AZ: Frau Damrau, wer ist diese Lucia di Lammermoor?

DIANA DAMRAU: Eine Frau mit einem sehr starken Charakter. Sie gibt ihre Liebe zu Edgardo nicht auf. Die beiden haben im Stillen geheiratet, vor Gott, aber ohne einen Priester. An diesem Versprechen hält sie fest, obwohl ihr Bruder sie aus politischen Gründen mit einem anderen Mann verheiraten will.

Das erinnert ein wenig an „Romeo und Julia“ und pflegt schlecht zu enden.

Ihr Bruder Enrico zeigt Lucia einen gefälschten Brief, in dem Edgardo angeblich von einer neuen Liebe schwärmt. Sie lässt sich überreden, Lord Arturo zu heiraten. Kurz nachdem sie den Heiratskontrakt unterzeichnet hat, kommt Edgardo herein.

Dann folgt ein wunderbares Sextett.

Da wird die Zeit angehalten. Man sieht, was in jedem Kopf vorgeht. Danach wird Lucia wahnsinnig.

Warum dreht diese Frau durch?

Sie singt: „Mi tradi la cielo e la terra“. Das heißt: „Ich fühle mich von Gott und den Menschen verlassen.“

Ist Lucia geisteskrank?

Donizetti kannte den Wahnsinn aus der eigenen Familie. Er komponierte eine Studie eines pathologischen Wahnsinns. Lucia ist bipolar. Sie hat einen sehr starken Willen, aber ein dünnes Nervenkostüm. Alles, was kommt, trifft sie gewaltig. Deshalb gehören für mich auch einige dunkle Callas-Töne dazu, auch wenn meine Stimme sonst ganz anders ist.

In der Wahnsinnsszene hat die Flöte einen großen Auftritt, aber Donizetti wollte hier ursprünglich eine Glasharmonika.

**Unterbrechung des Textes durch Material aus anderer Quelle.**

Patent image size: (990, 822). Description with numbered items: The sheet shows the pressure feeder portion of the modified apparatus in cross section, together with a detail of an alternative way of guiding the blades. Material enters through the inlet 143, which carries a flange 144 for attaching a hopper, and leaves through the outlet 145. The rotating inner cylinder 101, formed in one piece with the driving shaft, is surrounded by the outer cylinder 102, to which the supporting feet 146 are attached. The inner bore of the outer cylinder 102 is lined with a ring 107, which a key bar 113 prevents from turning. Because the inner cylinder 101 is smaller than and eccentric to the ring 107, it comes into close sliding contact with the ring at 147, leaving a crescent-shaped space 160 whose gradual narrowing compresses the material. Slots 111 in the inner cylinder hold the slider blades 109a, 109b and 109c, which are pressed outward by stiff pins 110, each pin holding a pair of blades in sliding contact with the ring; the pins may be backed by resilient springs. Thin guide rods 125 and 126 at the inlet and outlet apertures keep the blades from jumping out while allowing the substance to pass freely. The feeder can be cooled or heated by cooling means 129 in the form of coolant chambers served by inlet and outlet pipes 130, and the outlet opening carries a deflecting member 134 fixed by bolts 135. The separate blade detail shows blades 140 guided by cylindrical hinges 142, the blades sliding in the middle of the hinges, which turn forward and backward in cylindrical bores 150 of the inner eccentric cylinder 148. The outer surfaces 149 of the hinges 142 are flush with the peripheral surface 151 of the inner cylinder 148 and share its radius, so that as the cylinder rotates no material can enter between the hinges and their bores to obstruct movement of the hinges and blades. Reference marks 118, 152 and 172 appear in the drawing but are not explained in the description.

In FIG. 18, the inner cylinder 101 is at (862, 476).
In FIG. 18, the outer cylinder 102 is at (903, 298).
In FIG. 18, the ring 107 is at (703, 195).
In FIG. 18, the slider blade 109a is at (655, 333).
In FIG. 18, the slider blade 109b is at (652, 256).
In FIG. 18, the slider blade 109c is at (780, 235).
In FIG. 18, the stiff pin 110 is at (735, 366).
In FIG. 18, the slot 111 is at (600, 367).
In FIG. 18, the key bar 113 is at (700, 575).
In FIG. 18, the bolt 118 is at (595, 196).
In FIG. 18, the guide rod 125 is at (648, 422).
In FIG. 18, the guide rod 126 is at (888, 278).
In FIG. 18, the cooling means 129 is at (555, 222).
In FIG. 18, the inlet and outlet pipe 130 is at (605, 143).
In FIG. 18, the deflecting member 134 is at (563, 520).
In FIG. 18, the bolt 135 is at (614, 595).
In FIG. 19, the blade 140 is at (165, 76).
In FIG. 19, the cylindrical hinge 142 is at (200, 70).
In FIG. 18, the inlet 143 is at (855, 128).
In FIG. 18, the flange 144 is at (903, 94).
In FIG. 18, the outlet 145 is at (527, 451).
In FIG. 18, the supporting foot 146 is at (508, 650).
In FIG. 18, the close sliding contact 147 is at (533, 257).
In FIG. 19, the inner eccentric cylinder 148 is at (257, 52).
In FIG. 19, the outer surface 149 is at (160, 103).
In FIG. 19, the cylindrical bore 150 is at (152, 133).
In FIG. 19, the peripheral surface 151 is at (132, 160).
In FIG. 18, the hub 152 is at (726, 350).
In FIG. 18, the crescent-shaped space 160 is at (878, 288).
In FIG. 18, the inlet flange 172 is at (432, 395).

An der kommt man nicht vorbei. Wahnsinnige riechen ganz andere Dinge, sie hören andere Geräusche, wie etwa Tinnitus-Töne, die nicht verschwinden. Das stellt die Glasharmonika dar. Ihre Töne sind teilweise unangenehm, teilweise nicht fassbar, teilweise schneidend, teilweise unscharf.

Wie funktioniert das Instrument?

Das Instrument hat Sascha Reckert selbst gebaut. Er hat schon in der letzten Münchner Produktion von 1991 gespielt. Es nennt sich Verrophon und sieht aus wie eine Orgel, mit Glasstäben wie Orgelpfeifen in verschiedene Größen. Für die hohen Töne verwendet er Gläser. Die werden mit befeuchteten Fingern gestrichen.

In der Wahnsinnsszene stehen Sie allein auf der Bühne und singen gegen Maria Callas, Joan Sutherland, Edita Gruberova und die eigene neue Aufnahme an.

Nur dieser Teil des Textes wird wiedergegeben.